New Hampshire state of mind
Chip Kelly is not married to a specific scheme of the spread offense. Rather, Kelly’s New Hampshire roles were an ongoing experimentation of offense.
In Lenn Robbins’ article, “Kelly’s Winding Road Leads Oregon to the Top,” Sean McDonnell, head coach for the Division I FCS New Hampshire Wildcats, recalled Kelly talking him into running the Wing-T—more often used in youth or high school football—for one specific opponent. Though the Wildcats fell 42-41, Kelly was unafraid to unleash a new attack, even with only a few practices.

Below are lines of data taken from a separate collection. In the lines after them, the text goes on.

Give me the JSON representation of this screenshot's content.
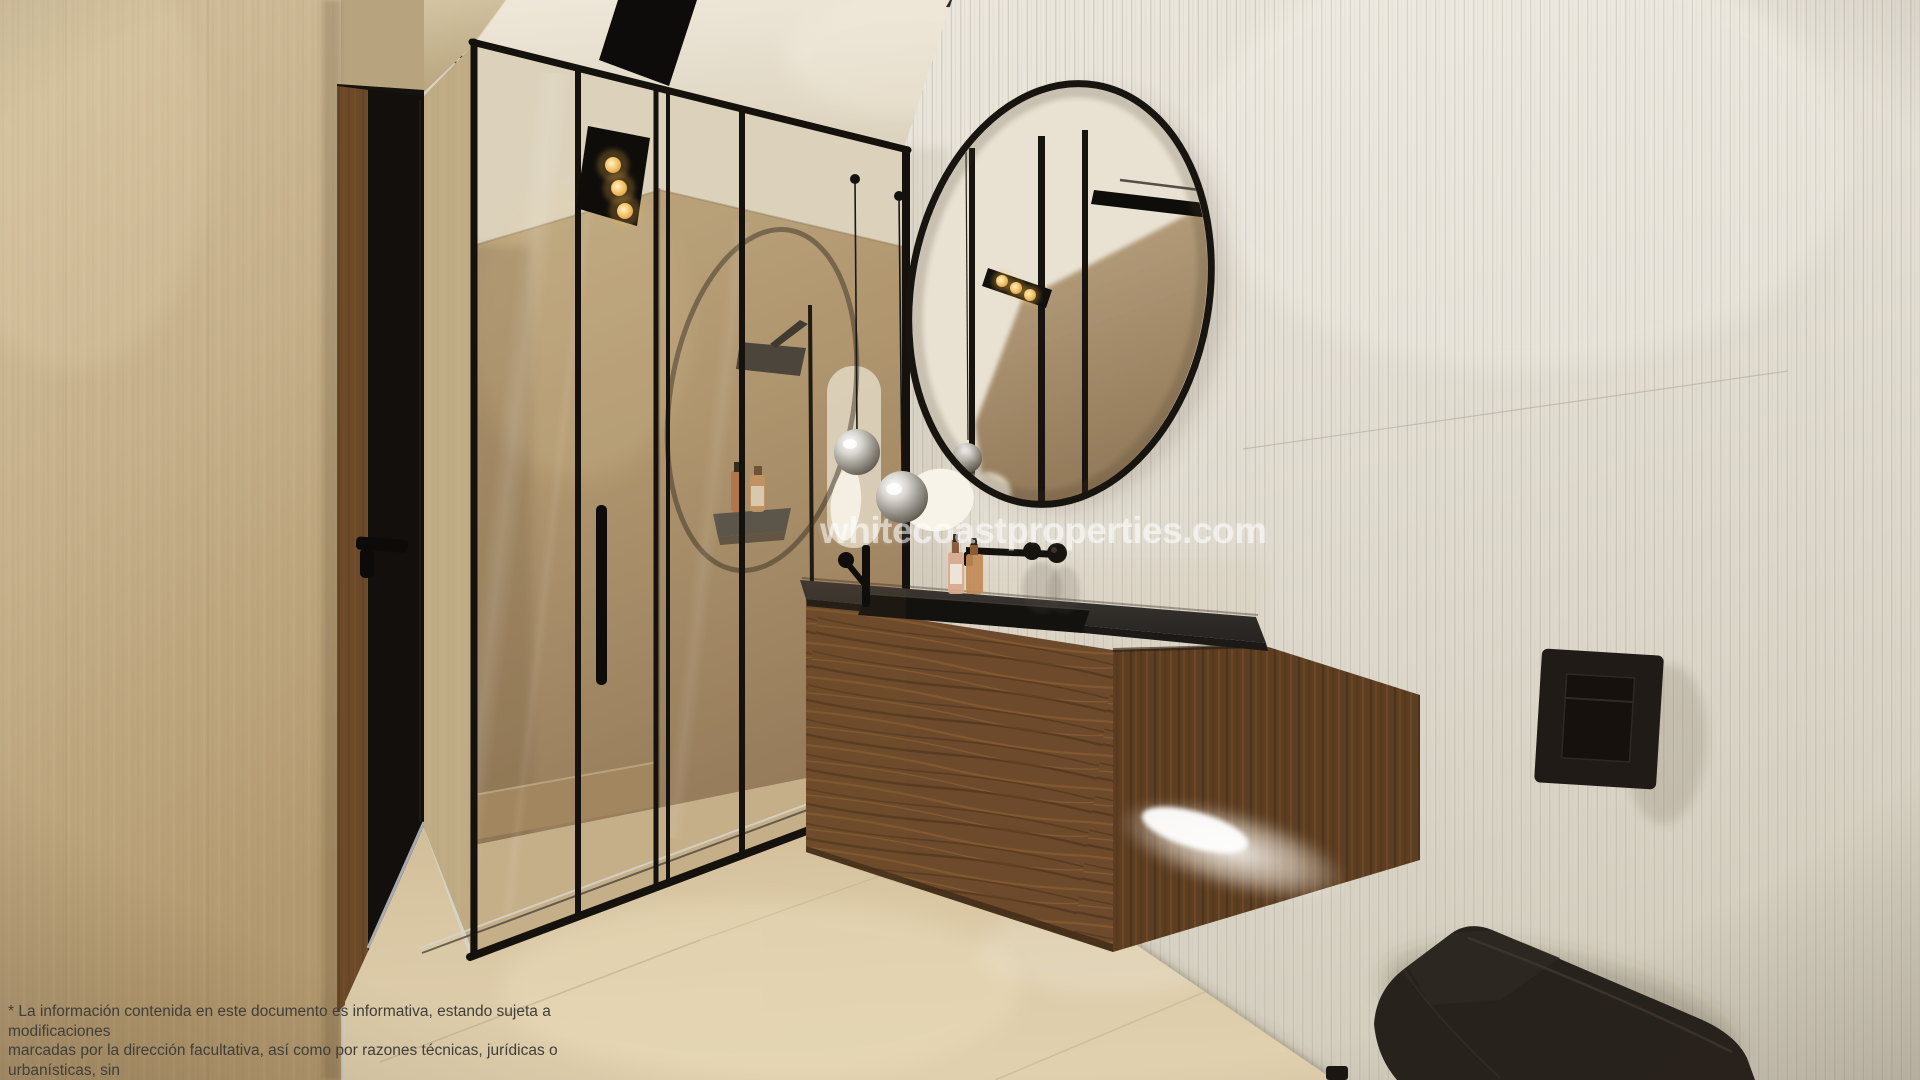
{
  "watermark": {
    "text": "whitecoastproperties.com"
  },
  "disclaimer": {
    "line1": "* La información contenida en este documento es informativa, estando sujeta a modificaciones",
    "line2": "marcadas por la dirección facultativa, así como por razones técnicas, jurídicas o urbanísticas, sin",
    "line3": "que ello pueda suponer reducir las calidades inicialmente previstas."
  },
  "palette": {
    "ceiling": "#e8e1d2",
    "wall_left": "#c5b089",
    "wall_right": "#e3ded3",
    "floor": "#d5c29e",
    "shower_wall": "#b49b74",
    "wood_front": "#6d4a2b",
    "wood_side": "#5e3e22",
    "countertop": "#2e2a26",
    "fixtures_black": "#15120e",
    "gold_light": "#f5c169",
    "glow_white": "#ffffff",
    "watermark_color": "rgba(255,255,255,0.55)",
    "disclaimer_color": "#403e38"
  }
}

Kelly draws upon all his resources and players in designing a system. Rob Moseley of Eugene’s The Register-Guard wrote a fascinating piece of Kelly’s flexible thinking in his article “A Beautiful Mind.” In 1999, during his stint as the Wildcat’s offensive coordinator, Kelly took a power running team and transformed it into one of the nation’s most feared aerial assaults. His quarterbacks went on to post record-breaking numbers, not something Pac-12 fans would expect from Kelly’s most recent teams.
Just don’t be surprised when Kelly suddenly rips up his old playbook, or if he decides to dust off old diagrams for new innovations. History shows that Kelly likes to throw the ball. The opportunity is now ripening with fresh quarterbacks and promising new receivers.
A flock of receivers
Oregon’s returning wide receivers should be more prolific next season. A healthy Josh Huff and a more experienced De’Anthony Thomas figure to head the corps. Returning athlete Daryle Hawkins, after a year at receiver, still has potential to break through. Kelly and wide receivers coach Scott Frost emphasize blocking execution, so returning experience will be valuable.

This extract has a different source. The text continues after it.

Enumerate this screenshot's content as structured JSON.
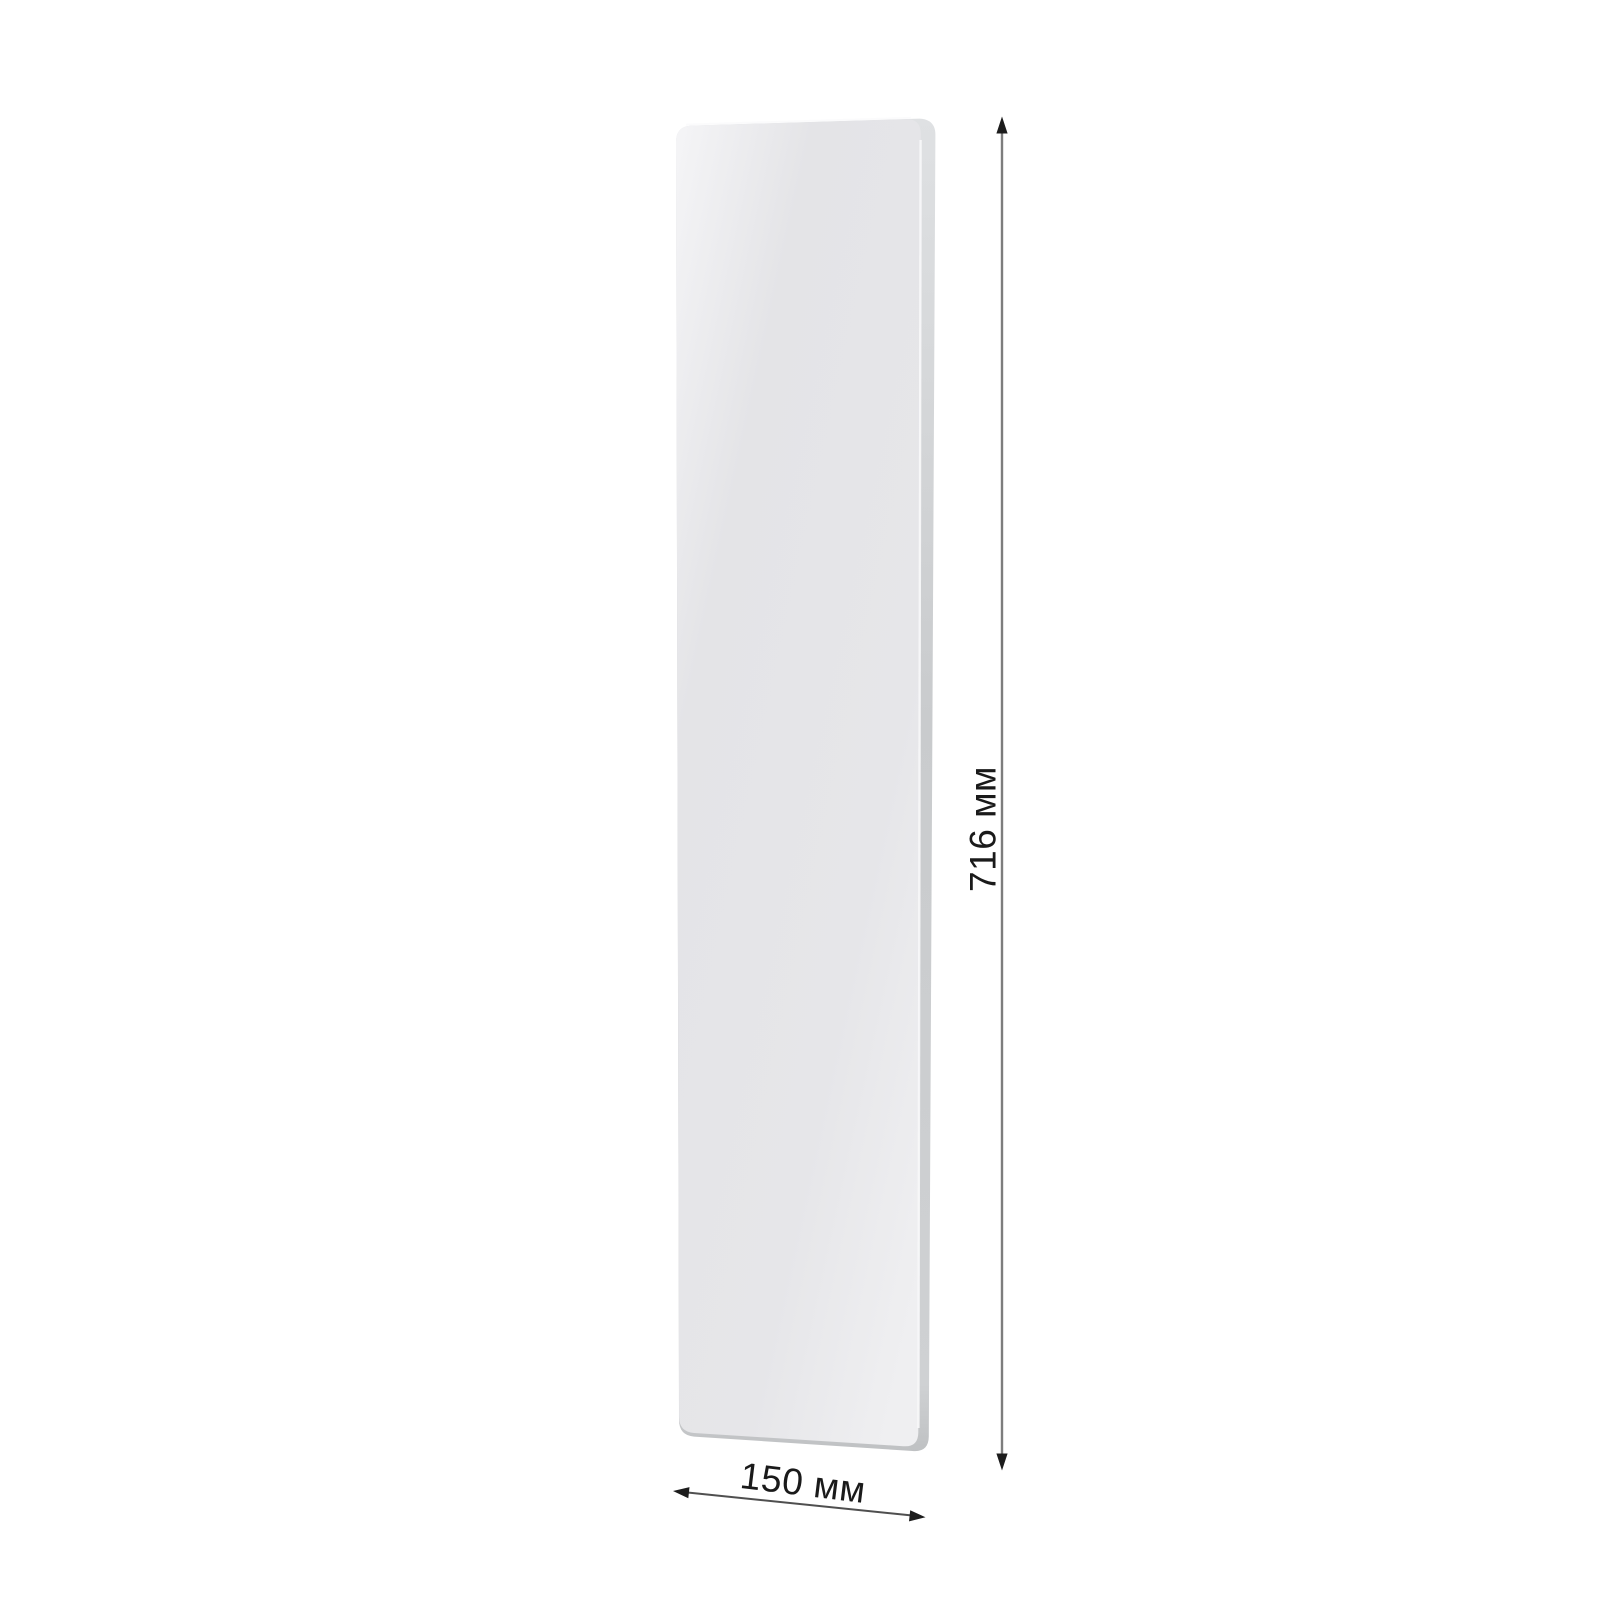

Ducks fans have eagerly anticipated the debuts of redshirt freshmen Tacoi Sumler, Devon Blackmon and B.J. Kelley. Sumler is a speedster and is projected to give the Ducks a true deep threat. Blackmon also showed deep-threat ability in the 2011 Under Armour All-America Game with a 58-yard touchdown and with another near deep completion.
The latest class of receivers is also intriguing. Dwayne Stanford at 6'5” is a different type of receiver than the speedy Sumler or versatile Huff. He is viewed as more of an end-zone target who can use his height against opposing defensive backs.

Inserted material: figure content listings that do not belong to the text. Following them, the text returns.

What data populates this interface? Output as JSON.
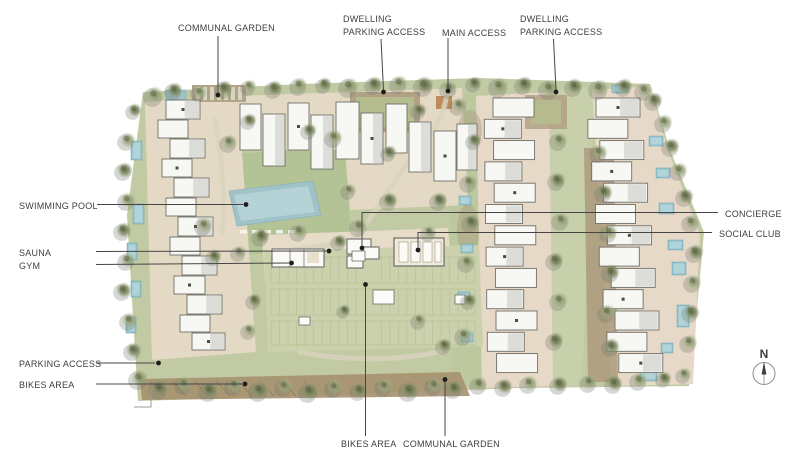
{
  "annotations": {
    "communal_garden_top": "COMMUNAL GARDEN",
    "dwelling_parking_access_left": {
      "line1": "DWELLING",
      "line2": "PARKING ACCESS"
    },
    "main_access": "MAIN ACCESS",
    "dwelling_parking_access_right": {
      "line1": "DWELLING",
      "line2": "PARKING ACCESS"
    },
    "swimming_pool": "SWIMMING POOL",
    "sauna": "SAUNA",
    "gym": "GYM",
    "concierge": "CONCIERGE",
    "social_club": "SOCIAL CLUB",
    "parking_access": "PARKING ACCESS",
    "bikes_area_left": "BIKES AREA",
    "bikes_area_bottom": "BIKES AREA",
    "communal_garden_bottom": "COMMUNAL GARDEN"
  },
  "compass": {
    "label": "N"
  },
  "palette": {
    "site_green": "#c2caa4",
    "lawn_green": "#b3c295",
    "paving_tan": "#e4d9c5",
    "paving_pink": "#e7d9c8",
    "mulch_brown": "#ab9a7d",
    "pool_blue": "#9fc3c9",
    "building_white": "#f7f7f4",
    "leader_line": "#454545",
    "label_text": "#3e3e3e"
  }
}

“My greatest strength is in the red zone. I’m a matchup nightmare,” Stanford said on "The Morning Sports Page" with Chad Doing. Stanford also articulated his excitement in watching Lavasier Tuinei haul in the Rose Bowl MVP. He sees himself in a similar role.
Which of the following new wide receivers will make the biggest contribution in 2012?
The Rose Bowl proved to be an invaluable showcase for Oregon in recruiting Bralon Addison and Chance Allen. Their interest in the Ducks was suddenly reported on recruiting sites within days of Tuinei’s heroism. Addison in particular has been lauded for his athletic prowess, and, like Thomas and Huff in previous seasons, could soon produce with Kelly’s Tazer (or TAZR) position.
Kelly clearly has a more loaded lineup to enact more variations on offense. The next several months will be a trial of practice and performance before Kelly’s recipe is unveiled.
QB blockbuster starring Bryan Bennett and Marcus Mariota
On April 28, Ducks fans will be filing into Autzen Stadium for the team’s annual spring football game. This performance will be a double feature for fans wishing to analyze and opine on which Ducks quarterback will win the job next September.
Fans and experts will continue the quarterback debate, but Kelly is going to play the quarterback he feels will best score points and win games. The Oregon quarterback must make correct decisions, check off opposing defenses and throw accurately to receivers, tight ends and backs. He must also sell handoffs and adjust to defenses, even as Kelly urges his players to pick up their frenetic pace.
Rarely does a national contender have so many interesting questions and possibilities, but the Ducks have an awesome collection of talent. It promises to be an exciting year.